The teenager refused to drive it, pronouncing it an “old lady’s car,” perhaps a bit unfair to Hillary who was only 53 years old at the time. Lawn took the Olds home to Pennsylvania, parking it in his garage in Gettysburg, where it has spent most of the last 16 years. He tried to sell it five years ago with no success. This time, he hit the jackpot.
Listing it on eBay, Lawn noted that the car’s title was still in Hillary’s name. In most states you have a limited time period, usually a few weeks or less, to apply for a title in your name after a vehicle purchase. Unless Pennsylvania law is different, I’m not sure how Lawn got away with that.
The car also still had the last Arkansas license plate Hillary had purchased for it, plus that Clinton for Governor sticker, now 26 years old. An insurance company that specializes in antique, classic and special interest vehicles estimated its value at $8,700 based on its condition alone, not allowing any premium for the Clinton connection, but that seemed wildly optimistic for a 30-year-old four door Oldsmobile.
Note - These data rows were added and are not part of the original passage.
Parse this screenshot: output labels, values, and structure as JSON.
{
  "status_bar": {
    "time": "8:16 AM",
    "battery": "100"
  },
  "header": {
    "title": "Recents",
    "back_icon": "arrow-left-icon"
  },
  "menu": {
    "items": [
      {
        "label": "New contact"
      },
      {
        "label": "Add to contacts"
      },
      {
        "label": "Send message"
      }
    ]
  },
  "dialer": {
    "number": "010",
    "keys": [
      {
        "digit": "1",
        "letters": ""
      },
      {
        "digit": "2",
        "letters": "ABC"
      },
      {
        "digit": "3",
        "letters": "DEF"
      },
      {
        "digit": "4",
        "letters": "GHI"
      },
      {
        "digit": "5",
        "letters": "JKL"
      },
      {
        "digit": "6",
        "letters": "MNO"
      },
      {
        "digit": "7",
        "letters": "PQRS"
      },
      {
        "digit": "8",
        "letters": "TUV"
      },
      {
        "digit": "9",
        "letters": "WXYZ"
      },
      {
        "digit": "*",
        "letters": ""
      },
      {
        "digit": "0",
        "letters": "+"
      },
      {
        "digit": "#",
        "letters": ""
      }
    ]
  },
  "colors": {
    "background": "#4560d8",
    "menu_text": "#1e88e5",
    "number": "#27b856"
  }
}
Luckily for Lawn, eBay bidders were fully aware of its history and when the auction ended on April 25 after a total of 145 bids, the eventual winner paid a whopping $60,100 to take the Olds home. Someone either likes Hillary a lot, or maybe there’s another explanation. Perhaps there may be an exhibition tour in the future.
Cars with some sort of interesting history sometimes end up as attractions at fairs, carnivals and the like. After outlaws Clyde Barrow and Bonnie Parker were killed in an ambush in 1934, the Ford coupe they were driving at the time was put on tour around the country for about 10 years before ending up on display in a Nevada casino.
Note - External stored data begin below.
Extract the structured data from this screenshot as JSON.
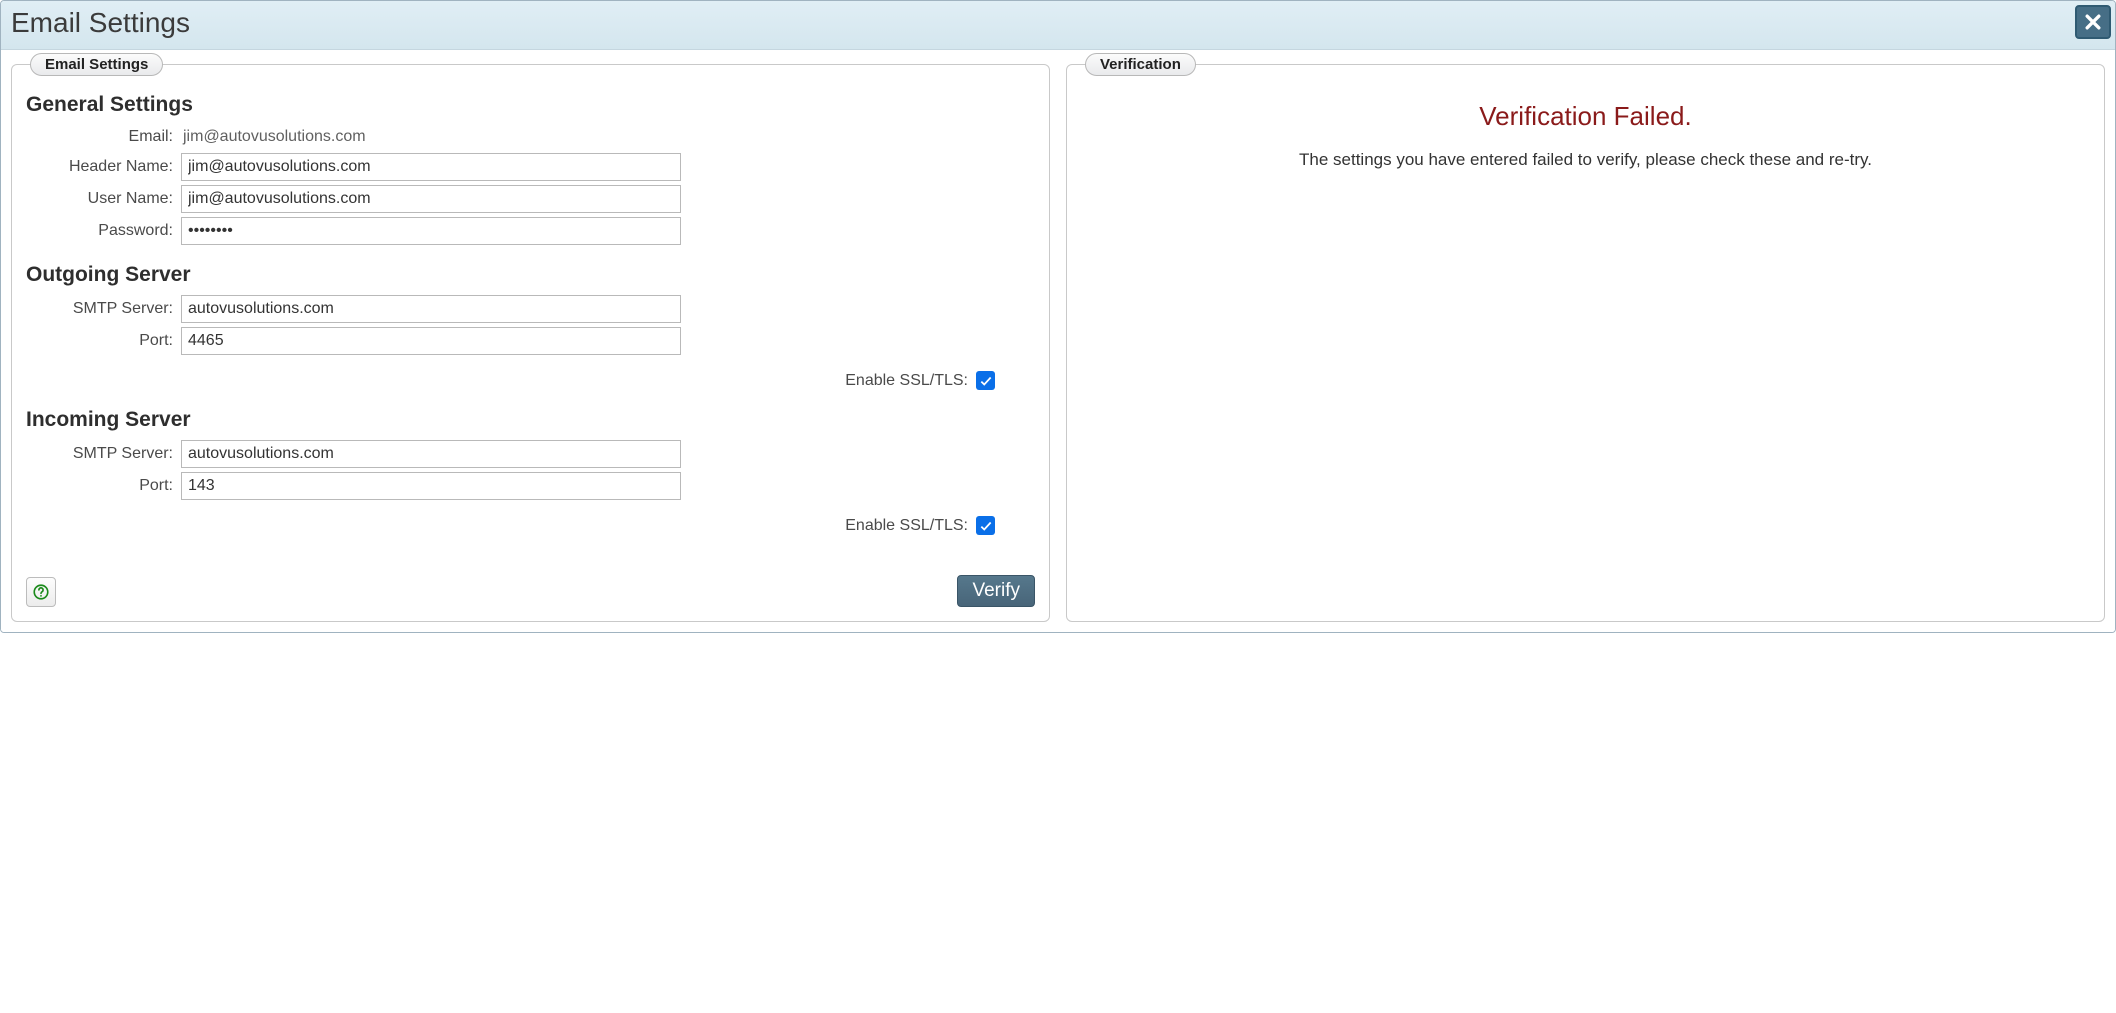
{
  "dialog": {
    "title": "Email Settings"
  },
  "icons": {
    "close": "close-icon",
    "help": "help-icon"
  },
  "left": {
    "legend": "Email Settings",
    "general": {
      "heading": "General Settings",
      "email_label": "Email:",
      "email_value": "jim@autovusolutions.com",
      "header_name_label": "Header Name:",
      "header_name_value": "jim@autovusolutions.com",
      "user_name_label": "User Name:",
      "user_name_value": "jim@autovusolutions.com",
      "password_label": "Password:",
      "password_value": "********"
    },
    "outgoing": {
      "heading": "Outgoing Server",
      "server_label": "SMTP Server:",
      "server_value": "autovusolutions.com",
      "port_label": "Port:",
      "port_value": "4465",
      "ssl_label": "Enable SSL/TLS:",
      "ssl_checked": true
    },
    "incoming": {
      "heading": "Incoming Server",
      "server_label": "SMTP Server:",
      "server_value": "autovusolutions.com",
      "port_label": "Port:",
      "port_value": "143",
      "ssl_label": "Enable SSL/TLS:",
      "ssl_checked": true
    },
    "verify_button": "Verify"
  },
  "right": {
    "legend": "Verification",
    "title": "Verification Failed.",
    "message": "The settings you have entered failed to verify, please check these and re-try."
  }
}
I remember paying a quarter or so in the mid-1960s to go in a tent at the Lenawee County Fair and see what was supposedly Adolf Hitler’s limousine. It did have a bullet imbedded in one of the rear windows, but I don’t remember ever reading about any assassination attempts while Hitler was in his car. In retrospect, I wonder how many “Hitler” Mercedes limousines might have been on the fair circuit in those days?
I’m not sure how much of a market there might be to charge people for a peek at Hillary’s old car, especially if she loses the election. All I know is that somebody very much wanted to own a run-of-the-mill used car with a “celebrity” history behind it. The big mystery is who, and why?